I'm sure there's someone more knowledgable who might know the correct way lol.

I used proxmox wiki and hetzners wiki page on proxmox to get to here.

svmo

@Mr_Tom said:
Yeah I've got an additional subnet. I'm not bridging vmbr0 to enp6s0 though.

I've got the following in /etc/network/interfaces

> auto enp6s0
> iface enp6s0 inet static
>         address  a.a.a.a
>         netmask  b.b.b.b
>         gateway  c.c.c.c
>         post-up echo 1 > /proc/sys/net/ipv4/conf/enp6s0/proxy_arp
> 
> auto vmbr0
> iface vmbr0 inet static
>         address a.a.a.a
>         netmask b.b.b.b
>         bridge_ports none
>         bridge_stp off
>         bridge_fd 0
>         up route add y.y.y.y/32 dev vmbr0
>         up route add z.z.z.z/32 dev vmbr0
>         etc
> 
> auto vmbr1
> iface vmbr1 inet static
>         address  x.x.x.x
>         netmask w.w.w.w
>         bridge_ports none
>         bridge_stp off
>         bridge_fd 0
> 
> 

y.y.y.y and z.z.z.z are subnet IPs which will be used on VMs

Note: this works but I don't think it's correct. You need the sysctl command for it to work.
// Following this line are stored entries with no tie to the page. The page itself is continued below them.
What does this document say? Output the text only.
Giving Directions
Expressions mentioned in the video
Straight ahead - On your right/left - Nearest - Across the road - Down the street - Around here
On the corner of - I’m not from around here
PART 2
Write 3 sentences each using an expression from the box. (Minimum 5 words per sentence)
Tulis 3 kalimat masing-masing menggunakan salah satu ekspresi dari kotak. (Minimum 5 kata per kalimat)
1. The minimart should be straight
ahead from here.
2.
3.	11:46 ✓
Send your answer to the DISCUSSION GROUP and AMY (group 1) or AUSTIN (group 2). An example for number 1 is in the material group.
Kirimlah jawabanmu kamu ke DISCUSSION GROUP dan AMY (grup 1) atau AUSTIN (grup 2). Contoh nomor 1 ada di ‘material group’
I'm going to retry the network config as above but vmbr0 as first_subnet_ip and no vmbr1. I had it this way before and it didn't work but the above didn't work until I enabled forwarding (doh).

I'm sure there's someone more knowledgable who might know the correct way lol.

I used proxmox wiki and hetzners wiki page on proxmox to get to here.

• forgetting to turn on ip forwarding is a classic ...
• configure your /xx subnet on the vmbridge with first IP in subnet assigned to the bridge

• VM's should have similar config (/xx subnet on interface ) - but gateway MUST be the ip assigned to the bridge - NOT the IP of your main interface.

• from vm check ping bridge address - should always work

• check ping box main address a.a.a.a - ( should not work if forwarding is off )
• notice iptables FORWARDING chain applies to traffic to and from your VM's

AFAIK your subnet is routed into your box so there would be no ARP requests for those IP's they are simply sent to your interface

• tcpdump -n -i enp6s0 arp or icmp
• try ping one of your subnet ip's from outside - you will se pings arriving but no prior arp

Falzo

that has been covered a lot here. simply use a proper pointopoint setup and make sure to use netmask 255.255.255.255

Mr_Tom

Just another note, I believe proxmox adds rpcbind - make sure you disable/firewall it or you may get an abuse notification from Hetzner (via BSI)

smicroz

@Mr_Tom said:
Just another note, I believe proxmox adds rpcbind - make sure you disable/firewall it or you may get an abuse notification from Hetzner (via BSI)

Thanks! I receive today this notification.